GMM attention as alternative to Location Sensitive

Rayhane-mamah / Tacotron-2

DeepMind's Tacotron-2 Tensorflow implementation

MIT License

2.26k stars 907 forks source link

GMM attention as alternative to Location Sensitive #265

Open alexdemartos opened 5 years ago

alexdemartos commented 5 years ago

Hi,

following DeepMind's paper "Towards End-to-End Prosody Transfer for Expressive Speech Synthesis with Tacotron", they claim to use GMM attention as it generalize better for longer utterances. I have experimented myself these attention issues with long sentences in many of the trained models using the original Location Sensitive Attention.

I have tried to implement GMM attention by following the code found in: https://github.com/keithito/tacotron/issues/136

But got the following error:

Exiting due to exception: Incompatible shapes: [10,118] vs. [10,16] ... Caused by op 'Tacotron_model/inference/decoder/while/CustomDecoderStep/GmmAttention/add', defined at: ... kappa = tf.expand_dims(previous_kappa + tf.exp(kappa_hat), axis=2)

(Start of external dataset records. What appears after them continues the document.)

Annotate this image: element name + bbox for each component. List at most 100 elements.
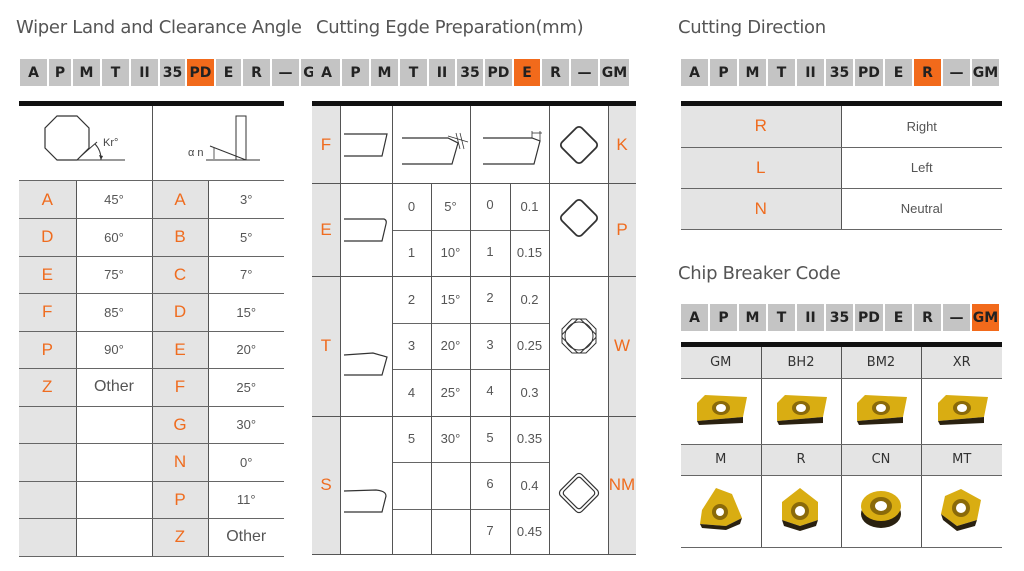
kr-angle xyxy=(76,518,153,557)
kr-label: Kr° xyxy=(103,137,118,149)
code-segment-r: R xyxy=(542,59,569,86)
angle-index xyxy=(392,509,431,556)
edge-code-bar: A P M T II 35 PD E R — GM xyxy=(313,59,631,86)
direction-label: Left xyxy=(841,147,1002,189)
clearance-code: F xyxy=(152,368,209,407)
code-segment-t: T xyxy=(102,59,129,86)
width-index: 6 xyxy=(486,476,494,491)
w-octagon-insert-icon xyxy=(552,311,606,361)
chipbreaker-code-bh2: BH2 xyxy=(761,347,842,379)
code-segment-dash: — xyxy=(943,59,970,86)
chipbreaker-table: GM BH2 BM2 XR M R CN MT xyxy=(681,347,1002,548)
alpha-n-label: α n xyxy=(188,147,204,159)
shape-code-nm: NM xyxy=(608,475,636,495)
wiper-row: P 11° xyxy=(19,481,284,519)
chipbreaker-code-xr: XR xyxy=(921,347,1002,379)
code-segment-p: P xyxy=(342,59,369,86)
kr-angle-diagram-cell: Kr° xyxy=(19,106,153,181)
angle-value xyxy=(431,462,470,509)
clearance-angle: 15° xyxy=(208,293,284,332)
code-segment-35: 35 xyxy=(826,59,853,86)
shape-code-w: W xyxy=(613,335,631,355)
code-segment-gm: GM xyxy=(600,59,629,86)
code-segment-r: R xyxy=(914,304,941,331)
angle-index: 0 xyxy=(407,198,416,214)
column-divider xyxy=(392,106,393,555)
insert-image-cell xyxy=(921,475,1002,548)
chipbreaker-code-bar: A P M T II 35 PD E R — GM xyxy=(681,304,1001,331)
code-segment-ii: II xyxy=(429,59,455,86)
clearance-code: N xyxy=(152,443,209,482)
insert-image-cell xyxy=(841,475,922,548)
code-segment-m: M xyxy=(73,59,100,86)
kr-code xyxy=(19,481,77,519)
angle-value: 5° xyxy=(444,198,457,214)
code-segment-r: R xyxy=(243,59,270,86)
wiper-row: N 0° xyxy=(19,443,284,482)
insert-image-cell xyxy=(841,378,922,445)
kr-code: A xyxy=(19,181,77,219)
code-segment-pd: PD xyxy=(855,304,883,331)
clearance-code: D xyxy=(152,293,209,332)
clearance-angle: 30° xyxy=(208,406,284,444)
angle-value: 25° xyxy=(440,384,461,400)
code-segment-e: E xyxy=(885,304,912,331)
kr-angle: 60° xyxy=(76,218,153,257)
width-value: 0.45 xyxy=(516,524,543,540)
code-segment-a: A xyxy=(681,304,708,331)
wiper-values-table: A 45° A 3° D 60° B 5° E 75° C 7° F 85° D 15° P 90° E 20° Z Ot… xyxy=(19,181,284,557)
chamfer-honed-edge-profile-icon xyxy=(340,486,392,516)
code-segment-p: P xyxy=(710,304,737,331)
edge-code-f: F xyxy=(320,134,332,154)
honed-edge-profile-icon xyxy=(340,215,392,245)
edge-table: F E T S K P W NM 0 5° 0 0.1 1 10° 1 0.15 2 15° 2 0.2 3 20° 3 0.… xyxy=(312,106,636,555)
code-segment-a: A xyxy=(20,59,47,86)
clearance-angle: 3° xyxy=(208,181,284,219)
angle-value xyxy=(431,509,470,556)
kr-code: F xyxy=(19,293,77,332)
angle-index: 2 xyxy=(407,291,416,307)
clearance-angle: 20° xyxy=(208,331,284,369)
column-divider xyxy=(431,183,432,555)
code-segment-a: A xyxy=(313,59,340,86)
kr-code: E xyxy=(19,256,77,294)
round-insert-icon xyxy=(856,486,906,537)
kr-code: D xyxy=(19,218,77,257)
clearance-angle: 25° xyxy=(208,368,284,407)
angle-value: 20° xyxy=(440,338,461,354)
direction-code: R xyxy=(681,106,842,148)
kr-code xyxy=(19,443,77,482)
kr-angle xyxy=(76,406,153,444)
wiper-code-bar: APMTII35PDER—GM xyxy=(20,59,333,86)
direction-code: N xyxy=(681,188,842,230)
wiper-row: Z Other xyxy=(19,518,284,557)
rhombic-insert-icon xyxy=(771,391,831,432)
p-square-insert-icon xyxy=(552,193,606,243)
angle-value: 15° xyxy=(440,291,461,307)
chipbreaker-code-m: M xyxy=(681,444,762,476)
code-segment-35: 35 xyxy=(826,304,853,331)
clearance-code: A xyxy=(152,181,209,219)
clearance-angle: Other xyxy=(208,518,284,557)
chipbreaker-image-row xyxy=(681,378,1002,445)
code-segment-t: T xyxy=(768,59,795,86)
clearance-angle: 11° xyxy=(208,481,284,519)
kr-code xyxy=(19,518,77,557)
direction-row: L Left xyxy=(681,147,1002,189)
kr-angle xyxy=(76,481,153,519)
code-segment-p: P xyxy=(710,59,737,86)
chipbreaker-code-bm2: BM2 xyxy=(841,347,922,379)
code-segment-35: 35 xyxy=(457,59,483,86)
code-segment-t: T xyxy=(768,304,795,331)
width-value: 0.3 xyxy=(520,384,539,400)
code-segment-35: 35 xyxy=(160,59,185,86)
chipbreaker-code-mt: MT xyxy=(921,444,1002,476)
block-divider xyxy=(312,276,636,277)
chamfer-angle-diagram-icon xyxy=(392,121,470,171)
column-divider xyxy=(608,106,609,555)
code-segment-e: E xyxy=(216,59,241,86)
code-segment-ii: II xyxy=(131,59,158,86)
angle-index: 1 xyxy=(407,245,416,261)
code-segment-gm: GM xyxy=(972,304,999,331)
wiper-row: G 30° xyxy=(19,406,284,444)
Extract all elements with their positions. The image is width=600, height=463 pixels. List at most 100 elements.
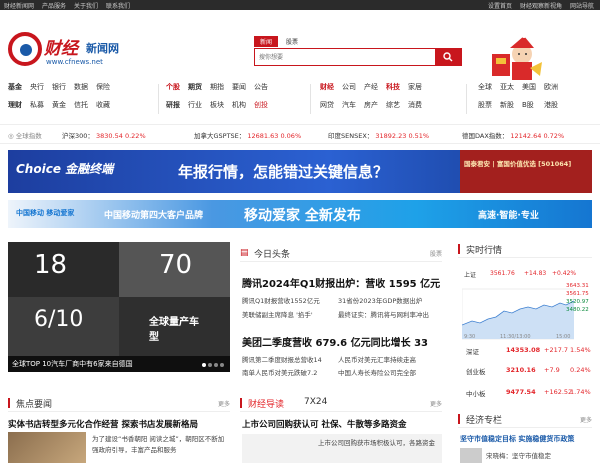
market-tab[interactable]: 上证: [464, 270, 476, 279]
guide-headline[interactable]: 上市公司回购获认可 社保、牛散等多路资金: [242, 418, 406, 430]
slide-dot[interactable]: [208, 363, 212, 367]
more-link[interactable]: 更多: [430, 399, 442, 408]
headline-sub[interactable]: 人民币对美元汇率持续走高: [338, 354, 416, 364]
headline[interactable]: 腾讯2024年Q1财报出炉：营收 1595 亿元: [242, 275, 440, 290]
banner-brand: Choice 金融终端: [16, 162, 114, 176]
nav-item[interactable]: 数据: [74, 82, 88, 92]
nav-item[interactable]: 收藏: [96, 100, 110, 110]
nav-item[interactable]: 亚太: [500, 82, 514, 92]
topbar-link[interactable]: 网站导航: [570, 1, 594, 10]
mascot-icon: [492, 34, 542, 80]
guide-card[interactable]: 上市公司回购获市场积极认可，各路资金: [242, 434, 442, 463]
topbar-link[interactable]: 关于我们: [74, 1, 98, 10]
nav-item[interactable]: 行业: [188, 100, 202, 110]
quote-name: 创业板: [466, 368, 486, 376]
search-tab-stock[interactable]: 股票: [280, 36, 304, 47]
nav-item[interactable]: 房产: [364, 100, 378, 110]
search-button[interactable]: [435, 49, 461, 65]
topbar-link[interactable]: 设置首页: [488, 1, 512, 10]
headline-sub[interactable]: 美联储副主席降息 '掐手': [242, 309, 313, 319]
ad-banner-mobile[interactable]: 中国移动 移动爱家 中国移动第四大客户品牌 移动爱家 全新发布 高速·智能·专业: [8, 200, 592, 228]
tab-7x24[interactable]: 7X24: [304, 397, 327, 407]
ticker-change: 0.06%: [280, 132, 302, 140]
banner-slogan: 移动爱家 全新发布: [244, 208, 361, 224]
topbar-link[interactable]: 联系我们: [106, 1, 130, 10]
ad-banner-choice[interactable]: Choice 金融终端 年报行情，怎能错过关键信息？ 国泰君安 | 富国价值优选…: [8, 150, 592, 193]
ticker-item[interactable]: 德国DAX指数： 12142.64 0.72%: [462, 130, 564, 140]
more-link[interactable]: 股票: [430, 249, 442, 258]
nav-item[interactable]: 汽车: [342, 100, 356, 110]
headline[interactable]: 美团二季度营收 679.6 亿元同比增长 33: [242, 334, 428, 349]
nav-item[interactable]: 消费: [408, 100, 422, 110]
banner-side-ad[interactable]: 国泰君安 | 富国价值优选 [501064]: [460, 150, 592, 193]
topbar-link[interactable]: 财经新闻网: [4, 1, 34, 10]
slide-caption[interactable]: 全球TOP 10汽车厂商中有6家来自德国: [8, 356, 230, 372]
slide-dot[interactable]: [220, 363, 224, 367]
nav-item[interactable]: 公告: [254, 82, 268, 92]
nav-item[interactable]: 信托: [74, 100, 88, 110]
nav-item[interactable]: 黄金: [52, 100, 66, 110]
nav-item[interactable]: 财经: [320, 82, 334, 92]
headline-sub[interactable]: 31省份2023年GDP数据出炉: [338, 295, 422, 305]
nav-item[interactable]: 保险: [96, 82, 110, 92]
more-link[interactable]: 更多: [580, 415, 592, 424]
logo-url: www.cfnews.net: [46, 58, 103, 66]
nav-item[interactable]: 理财: [8, 100, 22, 110]
nav-item[interactable]: 科技: [386, 82, 400, 92]
quote-change: +7.9: [544, 366, 560, 374]
quote-row[interactable]: 中小板 9477.54 +162.52 1.74%: [466, 388, 592, 400]
nav-item[interactable]: 新股: [500, 100, 514, 110]
section-title[interactable]: 财经导读: [248, 397, 284, 410]
ticker-item[interactable]: 加拿大GSPTSE： 12681.63 0.06%: [194, 130, 301, 140]
quote-row[interactable]: 创业板 3210.16 +7.9 0.24%: [466, 366, 592, 378]
nav-item[interactable]: 股票: [478, 100, 492, 110]
quote-value: 3210.16: [506, 366, 536, 374]
search-tab-news[interactable]: 新闻: [254, 36, 279, 47]
nav-item[interactable]: 全球: [478, 82, 492, 92]
nav-item[interactable]: 个股: [166, 82, 180, 92]
nav-item[interactable]: 研报: [166, 100, 180, 110]
nav-item[interactable]: 创投: [254, 100, 268, 110]
nav-item[interactable]: 港股: [544, 100, 558, 110]
topbar-link[interactable]: 财经观察新视角: [520, 1, 562, 10]
nav-item[interactable]: 家居: [408, 82, 422, 92]
nav-item[interactable]: 基金: [8, 82, 22, 92]
nav-item[interactable]: 私募: [30, 100, 44, 110]
photo-slideshow[interactable]: 18 70 6/10 全球量产车型 全球TOP 10汽车厂商中有6家来自德国: [8, 242, 230, 372]
ticker-change: 0.72%: [543, 132, 565, 140]
headline-sub[interactable]: 南单人民币对美元跌破7.2: [242, 367, 317, 377]
search-input[interactable]: [255, 49, 435, 65]
nav-item[interactable]: 网贷: [320, 100, 334, 110]
focus-thumbnail[interactable]: [8, 432, 86, 463]
nav-item[interactable]: 综艺: [386, 100, 400, 110]
site-logo[interactable]: 财经 新闻网 www.cfnews.net: [8, 32, 128, 72]
nav-item[interactable]: 产经: [364, 82, 378, 92]
nav-item[interactable]: 期指: [210, 82, 224, 92]
quote-row[interactable]: 深证 14353.08 +217.7 1.54%: [466, 346, 592, 358]
slide-dot[interactable]: [214, 363, 218, 367]
headline-sub[interactable]: 最终证实：腾讯将与网利率冲出: [338, 309, 429, 319]
nav-item[interactable]: 欧洲: [544, 82, 558, 92]
ticker-item[interactable]: 沪深300： 3830.54 0.22%: [62, 130, 146, 140]
more-link[interactable]: 更多: [218, 399, 230, 408]
nav-item[interactable]: B股: [522, 100, 536, 110]
headline-sub[interactable]: 中国人寿长寿险公司完全部: [338, 367, 416, 377]
nav-item[interactable]: 机构: [232, 100, 246, 110]
ticker-item[interactable]: 印度SENSEX： 31892.23 0.51%: [328, 130, 429, 140]
headline-sub[interactable]: 腾讯Q1财报营收1552亿元: [242, 295, 320, 305]
headline-sub[interactable]: 腾讯第二季度财报总营收14: [242, 354, 322, 364]
slide-dot[interactable]: [202, 363, 206, 367]
nav-item[interactable]: 美国: [522, 82, 536, 92]
ticker-name: 加拿大GSPTSE：: [194, 132, 246, 140]
focus-headline[interactable]: 实体书店转型多元化合作经营 探索书店发展新格局: [8, 418, 198, 430]
slide-dots: [202, 363, 224, 367]
nav-item[interactable]: 银行: [52, 82, 66, 92]
nav-group-stock: 个股 期货 期指 要闻 公告 研报 行业 板块 机构 创投: [166, 82, 268, 110]
nav-item[interactable]: 公司: [342, 82, 356, 92]
nav-item[interactable]: 板块: [210, 100, 224, 110]
nav-item[interactable]: 央行: [30, 82, 44, 92]
nav-item[interactable]: 期货: [188, 82, 202, 92]
topbar-link[interactable]: 产品服务: [42, 1, 66, 10]
column-headline[interactable]: 坚守市值稳定目标 实施稳健货币政策: [460, 434, 574, 444]
nav-item[interactable]: 要闻: [232, 82, 246, 92]
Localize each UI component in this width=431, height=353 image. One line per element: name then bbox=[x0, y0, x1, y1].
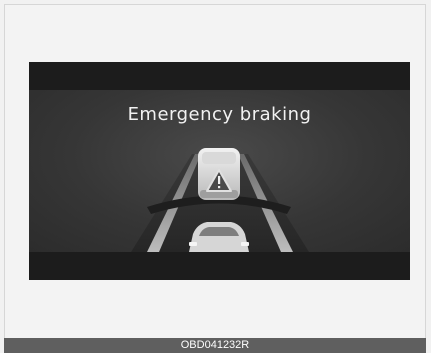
page: Emergency braking OBD041232R bbox=[0, 0, 431, 353]
figure-code-label: OBD041232R bbox=[4, 338, 426, 353]
own-vehicle-icon bbox=[189, 222, 249, 252]
road-scene bbox=[131, 148, 309, 252]
cluster-display: Emergency braking bbox=[29, 62, 410, 280]
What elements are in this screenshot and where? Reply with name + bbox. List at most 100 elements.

It would be great if someone more experienced could tell me how to modify the code from @bfs18 to work with this repo.

Thanks in advance.

dathudeptrai commented 5 years ago

hi man, I think you need modify TacotronDecoderCell in this repo, you must add new variable state in TacotronDecoderCellState and state = self._attention_mechanism.initial_state(batch_size, dtype). then you need modify context_vector, alignments, next_state = _compute_attention(self._attention_mechanism, LSTM_output, state.state) and update state = next_state for next time step. In my experience with GMM attention, because it is location-based attention (it doesn't care encoder hidden state to calculate alignment, it just care about hidden state in decoder), so the alignment graph very strong (especially with long sentences), but sound synthesize is not as good as location sensitive attention. if you want better sound generated, you need to do it in some way so that it gets the information of encoder hidden state to calculate alpha_hat, beta_hat and kappa_hat, I did and succeeded. alignment-temp

alexdemartos commented 5 years ago

Hi @dathudeptrai ,

first, thank you very much for your response. Indeed, your alignment graph looks really strong. Default attention + dropout is giving very random results for a production system (some sentences are excellent, some are good enough, some are just noise).

Any chance you have this code publicly available? In any case, thanks for your advice.

johnnyxuan commented 5 years ago

Hi, @alexdemartos have you solved the problem you mentioned using GMM attention in this repo? could you give me some sugesstion to solve the problem?

alexdemartos commented 5 years ago

Hi @johnnyxuan ,

indeed. As @dathudeptrai pointed out, you just need to change _zerostate method of TacotronDecoderCell (Architecture_wrappers.py). If using the GmmAttention class, the alignments key becomes:

alignments=self._attention_mechanism.initial_state(batch_size, tf.float32)

Unfortunately I am experiencing some issues using the implementation mentioned in my first post. These are the alignments I am getting:

step-30000-align step-10000-align

As you can notice, there is a random-constant attention on the first encoder embedding. I have to debug the code to find out what might be causing this.

johnnyxuan commented 5 years ago

@alexdemartos thanks very much! I changed the code and it works,

HaiFengZeng commented 5 years ago

@johnnyxuan @alexdemartos any idea about gets the information of encoder hidden state to calculate alpha_hat, beta_hat and kappa_hat as @dathudeptrai mentioned above? I find it's hard to have query([batch_size,query_depth]) to work with encoder outputs ([batch_size,max_time,key_depth]).